Spending their days outside in the cold, Bello and Urribarri are especially fearful for what will come of their 3-year-old boy, who had to go to the hospital with illness shortly after their arrival in Chicago on Oct. 7.
Bello, 29, said the boy, José Leonardo, was given a course of antibiotics and his condition improved briefly, but as the weather has turned, his illness appears to be returning.
“For two weeks, he’s had phlegm and a cough,” said Urribarri, 45. “He’s starting to get feverish, and now with the cold, I don’t know.”
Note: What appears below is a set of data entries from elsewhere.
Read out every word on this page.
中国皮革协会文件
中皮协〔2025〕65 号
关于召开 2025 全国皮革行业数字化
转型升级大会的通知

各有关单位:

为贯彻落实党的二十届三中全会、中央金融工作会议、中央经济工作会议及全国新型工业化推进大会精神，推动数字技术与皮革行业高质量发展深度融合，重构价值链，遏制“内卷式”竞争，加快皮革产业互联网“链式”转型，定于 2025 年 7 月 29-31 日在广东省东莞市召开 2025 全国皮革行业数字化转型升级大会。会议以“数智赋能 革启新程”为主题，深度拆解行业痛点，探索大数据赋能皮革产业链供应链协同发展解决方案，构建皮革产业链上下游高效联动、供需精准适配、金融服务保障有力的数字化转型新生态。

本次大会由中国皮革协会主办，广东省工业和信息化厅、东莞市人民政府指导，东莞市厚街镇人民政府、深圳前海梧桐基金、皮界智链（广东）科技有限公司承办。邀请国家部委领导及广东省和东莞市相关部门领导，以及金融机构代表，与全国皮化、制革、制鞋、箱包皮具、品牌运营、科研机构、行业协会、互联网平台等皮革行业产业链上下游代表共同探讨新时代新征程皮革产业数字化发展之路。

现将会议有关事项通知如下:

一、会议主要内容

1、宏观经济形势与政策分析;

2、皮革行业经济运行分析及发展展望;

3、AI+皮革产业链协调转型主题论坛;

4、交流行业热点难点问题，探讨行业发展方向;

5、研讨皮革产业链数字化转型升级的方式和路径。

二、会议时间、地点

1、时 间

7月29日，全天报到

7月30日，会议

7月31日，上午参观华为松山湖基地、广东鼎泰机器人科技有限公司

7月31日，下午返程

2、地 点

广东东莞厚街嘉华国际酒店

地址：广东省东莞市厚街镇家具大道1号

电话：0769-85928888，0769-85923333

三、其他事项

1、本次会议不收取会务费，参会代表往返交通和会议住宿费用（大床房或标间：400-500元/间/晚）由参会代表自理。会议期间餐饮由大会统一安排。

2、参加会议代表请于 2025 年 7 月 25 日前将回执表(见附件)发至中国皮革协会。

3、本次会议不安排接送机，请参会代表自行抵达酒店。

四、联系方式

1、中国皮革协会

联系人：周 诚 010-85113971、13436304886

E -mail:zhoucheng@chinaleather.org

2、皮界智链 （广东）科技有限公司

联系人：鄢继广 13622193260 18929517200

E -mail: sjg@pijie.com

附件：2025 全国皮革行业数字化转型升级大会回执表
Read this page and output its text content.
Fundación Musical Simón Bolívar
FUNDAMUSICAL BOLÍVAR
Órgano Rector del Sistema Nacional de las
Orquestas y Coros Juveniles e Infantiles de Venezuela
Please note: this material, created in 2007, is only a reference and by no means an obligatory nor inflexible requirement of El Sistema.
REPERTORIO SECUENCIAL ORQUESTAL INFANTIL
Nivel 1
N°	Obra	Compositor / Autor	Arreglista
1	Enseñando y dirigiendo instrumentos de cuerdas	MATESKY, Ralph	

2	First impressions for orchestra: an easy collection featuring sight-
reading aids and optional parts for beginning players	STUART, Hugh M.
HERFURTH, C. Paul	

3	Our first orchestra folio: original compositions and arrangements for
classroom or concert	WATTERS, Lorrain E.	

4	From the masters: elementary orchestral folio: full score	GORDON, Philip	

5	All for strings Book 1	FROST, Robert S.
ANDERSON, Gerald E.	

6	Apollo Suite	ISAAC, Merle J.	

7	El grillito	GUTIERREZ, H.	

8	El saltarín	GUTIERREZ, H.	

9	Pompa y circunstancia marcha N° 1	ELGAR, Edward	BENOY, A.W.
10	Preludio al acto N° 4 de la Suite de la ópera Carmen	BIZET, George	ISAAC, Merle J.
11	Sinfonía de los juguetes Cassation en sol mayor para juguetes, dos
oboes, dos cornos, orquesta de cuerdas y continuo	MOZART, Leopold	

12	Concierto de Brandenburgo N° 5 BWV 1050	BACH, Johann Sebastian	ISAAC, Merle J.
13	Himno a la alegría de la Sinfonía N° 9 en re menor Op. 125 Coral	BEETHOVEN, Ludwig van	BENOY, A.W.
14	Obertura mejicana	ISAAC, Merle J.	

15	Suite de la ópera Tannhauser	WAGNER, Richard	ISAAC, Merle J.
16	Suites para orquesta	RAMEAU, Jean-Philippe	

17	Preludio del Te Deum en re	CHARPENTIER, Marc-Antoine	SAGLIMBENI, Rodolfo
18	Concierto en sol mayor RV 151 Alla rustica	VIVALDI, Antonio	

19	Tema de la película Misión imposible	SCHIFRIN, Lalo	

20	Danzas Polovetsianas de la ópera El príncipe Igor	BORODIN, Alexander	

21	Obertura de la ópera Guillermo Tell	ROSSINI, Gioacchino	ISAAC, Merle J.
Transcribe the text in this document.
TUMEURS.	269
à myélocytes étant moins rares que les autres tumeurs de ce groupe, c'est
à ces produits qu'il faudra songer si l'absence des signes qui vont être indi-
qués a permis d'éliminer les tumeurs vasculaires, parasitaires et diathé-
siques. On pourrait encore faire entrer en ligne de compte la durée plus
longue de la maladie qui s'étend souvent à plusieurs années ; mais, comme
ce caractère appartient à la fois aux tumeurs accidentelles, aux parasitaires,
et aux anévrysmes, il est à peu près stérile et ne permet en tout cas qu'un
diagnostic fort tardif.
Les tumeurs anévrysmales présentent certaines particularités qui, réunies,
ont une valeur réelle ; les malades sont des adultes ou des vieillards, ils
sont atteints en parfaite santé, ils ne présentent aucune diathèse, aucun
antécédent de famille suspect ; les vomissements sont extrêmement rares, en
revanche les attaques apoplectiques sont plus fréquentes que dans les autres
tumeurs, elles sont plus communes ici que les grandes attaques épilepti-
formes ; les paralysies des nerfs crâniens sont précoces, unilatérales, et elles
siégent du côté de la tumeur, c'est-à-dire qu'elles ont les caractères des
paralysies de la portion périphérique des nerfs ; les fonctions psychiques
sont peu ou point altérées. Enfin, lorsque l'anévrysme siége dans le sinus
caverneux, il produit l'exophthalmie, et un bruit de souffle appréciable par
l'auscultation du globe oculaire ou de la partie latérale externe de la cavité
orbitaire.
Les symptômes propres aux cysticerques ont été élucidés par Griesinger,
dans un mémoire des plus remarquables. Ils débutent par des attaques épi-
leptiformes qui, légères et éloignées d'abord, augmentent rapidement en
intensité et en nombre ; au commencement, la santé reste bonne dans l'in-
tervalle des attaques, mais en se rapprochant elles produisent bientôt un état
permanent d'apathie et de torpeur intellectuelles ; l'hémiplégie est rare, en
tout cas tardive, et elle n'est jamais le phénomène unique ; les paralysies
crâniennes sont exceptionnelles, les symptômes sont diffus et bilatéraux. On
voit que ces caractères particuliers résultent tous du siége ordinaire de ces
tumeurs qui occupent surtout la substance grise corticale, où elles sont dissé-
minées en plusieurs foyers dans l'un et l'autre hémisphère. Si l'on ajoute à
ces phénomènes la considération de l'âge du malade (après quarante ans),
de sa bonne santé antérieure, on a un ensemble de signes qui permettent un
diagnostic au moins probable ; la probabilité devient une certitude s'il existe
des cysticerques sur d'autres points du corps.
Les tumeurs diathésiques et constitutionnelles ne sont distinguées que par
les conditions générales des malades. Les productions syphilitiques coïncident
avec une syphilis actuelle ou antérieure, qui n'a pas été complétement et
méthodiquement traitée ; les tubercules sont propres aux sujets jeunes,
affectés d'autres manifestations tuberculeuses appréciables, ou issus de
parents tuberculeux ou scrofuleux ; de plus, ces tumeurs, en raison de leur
The family is from Falcon, Venezuela, a coastal region close to Aruba known for “the best beaches in Venezuela.” Urribarri worked on a boat for tourists, but they left after the industry dried up.
They were sent to Chicago on a bus from Laredo, Texas, where they said workers at a church told them “they had to go” and were given a choice between New York and Chicago.
They chose Chicago and take comfort in their faith that “God sent [them] here for a reason,” Urribarri said, but seeing snow for the first time in their lives is making them feel “hopeless.”
The number of migrants at stations ballooned over the summer when the pace of arrivals accelerated in late May, after Mayor Brandon Johnson was sworn in and the city was awarded the 2024 Democratic National Convention.
The city has opened up a bevy of shelters since then — up from 15 at the start of August — but not enough to keep pace with the rate of arrivals.
In July, 1,000 people arrived, 1,500 in August and 3,500 in September. The rate slowed somewhat for October, down to around 3,000, after an initial spike in the number of buses arriving at the start of the month.
Space in the city’s current shelters has been hard to come by as the pace of the state’s rental assistance program for asylum-seekers seems too slow. Catholic Charities, the leading provider of the program, has been increasing their rate of resettlement, but their ability to find willing landlords and move people in are factors in how quickly families are placed.
Sally Blount, president and CEO of Catholic Charities of the Archdiocese of Chicago, attributed their gains to looking beyond Chicago for housing and to the help of partners, such as New Life Centers, for help with move-ins.
In the meantime, the city announced Tuesday evening it would send warming buses to all stations housing migrants and called for donations of warm clothing or funds to purchase appropriate clothing.
A spokesperson for the city’s Department of Emergency Management and Communications said the city was sending buses from 8 p.m. to 8 a.m., plus passing out coats at stations and to migrants arriving on buses.
For the newest arrivals at the station, those who have been there longest have become the point person and have stocked up supplies of their own.
Outside the tent where he’s been staying for since Oct. 6, Jojan Alfredo Piñero-Manzo, a former firefighter from Caracas, Venezuela, has stockpiled boots, jackets and even food into neat bags, baskets and piles for new arrivals.
“Just in case,” the 40-year-old said as he picked up a carton full of frigid-looking hotdogs, “sometimes they don’t come with food,” referring to volunteers who provide meals.
Piñero’s tent looks directly onto a Target, where he imagines he could buy a heater for his tent potentially, but he said he wouldn’t have the power anyway.
Migrants outside the station have power cords running through the camp that many were using to charge their phones, but officers at the station pulled that cord the night before.
A city spokesperson said they weren’t providing heaters for “safety reasons.”
The solution, as Piñero-Manzo sees it, would be to find work, and he even went to the fire station across the street to find out if he could get a job there but learned it wasn’t so simple.
He laughs at the irony of being so close yet so far. “I have to start from zero,” he said.
For now, he’s planning to keep adding to his stockpile for newcomers and plans on “rolling up in several blankets and extra clothes” for the night.
Michael Loria is a staff reporter for the Chicago Sun-Times via Report for America, a not-for-profit journalism program that aims to bolster the paper’s coverage of communities on the South Side and West Side.